Genetics 101 provides a brief overview of genetics including DNA, cells, what a genetic mutation is and inheritance patterns. The genes we inherit from our biological parents explain many things about our bodies, from our hair and eye color to the length of our toes. In the case of Lynch Syndrome, inherited genetic changes, called mutations, increase our risk of certain types of cancer. But what is a gene? And how are genetic traits passed down from one generation to the next?
Every cell in our body contains hereditary material known as deoxyribonucleic acid (DNA). This DNA gets packaged into structures known as chromosomes.
Our cells typically contain 23 pairs of chromosomes. For each pair, we inherit one from our father and one from our mother.
Each chromosome consists of many genes. And since we have two copies of each chromosome—one from each parent—we also have two copies of each gene. An exception to this involves what are known as the “sex chromosomes” (the X and Y chromosomes). Women normally have two X chromosomes and men normally have one X chromosome and one Y chromosome. This means that for genes on the X chromosome, women have two copies but men have only one.
Genes contain the instructions necessary to build and maintain our bodies. These instructions are provided by the DNA within each gene. Based on the underlying DNA “code,” genes tell our bodies what proteins to produce. Proteins, in turn, provide the structure of our bodies and play key roles in regulating bodily function.
A mutation in a gene refers to a change in the underlying DNA code that makes the gene not function properly. If you think of DNA as spelling out a word, a mutation involves a change in the letters of the word. This change may involve a substitution of letters, or an addition or loss of letters.
When the underlying DNA code changes, protein production can also change. A gene may create a different protein than it’s supposed to, it may create the wrong amount of protein, or it may not make a protein at all. Any of these changes can affect how the body functions.
Gene mutations are either germline or somatic. Germline mutations are present in the egg or sperm cells that make us. These mutations are often inherited from our parents, but can also occur for the first time in us. Germline mutations are present in every cell in our body, and we can pass them on to our children. Somatic mutations, in contrast, develop in body cells over the course of life, but do not involve the egg or sperm cells.
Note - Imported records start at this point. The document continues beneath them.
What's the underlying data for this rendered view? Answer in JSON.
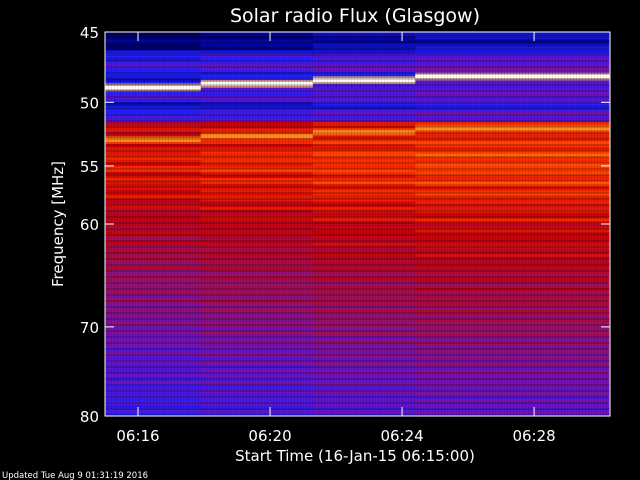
{
  "chart_data": {
    "type": "heatmap",
    "title": "Solar radio Flux (Glasgow)",
    "xlabel": "Start Time (16-Jan-15 06:15:00)",
    "ylabel": "Frequency [MHz]",
    "footer": "Updated Tue Aug  9 01:31:19 2016",
    "x_ticks": [
      {
        "label": "06:16",
        "minutes": 1
      },
      {
        "label": "06:20",
        "minutes": 5
      },
      {
        "label": "06:24",
        "minutes": 9
      },
      {
        "label": "06:28",
        "minutes": 13
      }
    ],
    "x_range_minutes": [
      0,
      15.3
    ],
    "y_ticks": [
      {
        "label": "45",
        "mhz": 45
      },
      {
        "label": "50",
        "mhz": 50
      },
      {
        "label": "55",
        "mhz": 55
      },
      {
        "label": "60",
        "mhz": 60
      },
      {
        "label": "70",
        "mhz": 70
      },
      {
        "label": "80",
        "mhz": 80
      }
    ],
    "ylim": [
      45,
      80
    ],
    "y_scale": "log",
    "grid": false,
    "colormap": [
      "#000010",
      "#00008c",
      "#2020ff",
      "#6a12c8",
      "#a0105a",
      "#c8000a",
      "#ff3000",
      "#ff9000",
      "#ffffff"
    ],
    "features": [
      {
        "name": "bright band",
        "mhz_start": 48.9,
        "mhz_end": 48.1
      },
      {
        "name": "orange band",
        "mhz_start": 52.9,
        "mhz_end": 52.0
      }
    ]
  }
}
These mutations may cause us to develop health problems such as cancer, but we will not pass the mutation on to our children.
Lynch Syndrome involves inherited (germline) mutations.
Cancer is caused by DNA damage (i.e., mutations) in genes that regulate cell growth and division.
Some mutations are inherited, while others are caused by exposure to radiation or to mutation-inducing chemicals such as those found in cigarette smoke. Mutations also can occur spontaneously as a result of mistakes that are made when a cell duplicates its DNA molecules prior to cell division.
When cells acquire mutations in specific genes, like those associated with Lynch syndrome, that control proliferation, such as proto-oncogenes or tumor suppressor genes, these changes are copied with each new generation of cells. Later, more mutations in these altered cells can lead to uncontrolled cell replication and the onset of cancer.
For inherited conditions that can be traced to a single gene, the patterns of inheritance are fairly straightforward. Depending on the gene, common patterns of inheritance are autosomal dominant, autosomal recessive, X-linked and mitochondrial.
Autosomal Dominant Inheritance
With autosomal dominant inheritance, a person only needs to inherit one copy of the abnormal gene in order to develop the condition. Lynch Syndrome is an example of an autosomal dominant condition. A parent with an autosomal dominant disorder has 50/50 chance of passing the disorder to each of his or her children.
Autosomal Recessive Inheritance
With autosomal recessive conditions, a person needs to inherit abnormal copies of the gene from both parents in order to develop the condition. If the person inherits the abnormal gene from only one parent, the person is a carrier of the mutation (and can pass it on to their children), but does not develop the health problems associated with the mutation. If two carriers of the same autosomal recessive condition have a child together, there’s a 25 percent chance that their child will have the condition, a 50 percent chance that the child will be a carrier, and a 25 percent chance that the child will not inherit any copies of the abnormal gene. This risk applies to each pregnancy. Examples of autosomal recessive conditions include cystic fibrosis and sickle cell disease.
In X-linked inherited conditions, the abnormal gene is located on the X chromosome. Because women have two copies of the X chromosome and men have one X and one Y chromosome, mutations on the X chromosome can affect men and women differently. Duchenne muscular dystrophy, which is the most common form of muscular dystrophy, is an example of an X-linked condition.
For some inherited genetic conditions, the condition has been well defined, tests are available, and there are options to manage disease risk. For many other conditions that appear to have a hereditary basis, however, the underlying genetic causes are still poorly understood. Ongoing research in this area will allow individuals and families to better understand and manage their health.
Reference: Genetics Home Reference. Handbook: Help Me Understand Genetics. Published by the Lister Hill National Center for Biomedical Communications, US National Library of Medicine, National Institutes of Health, Department of Health & Human Services. June 4, 2012.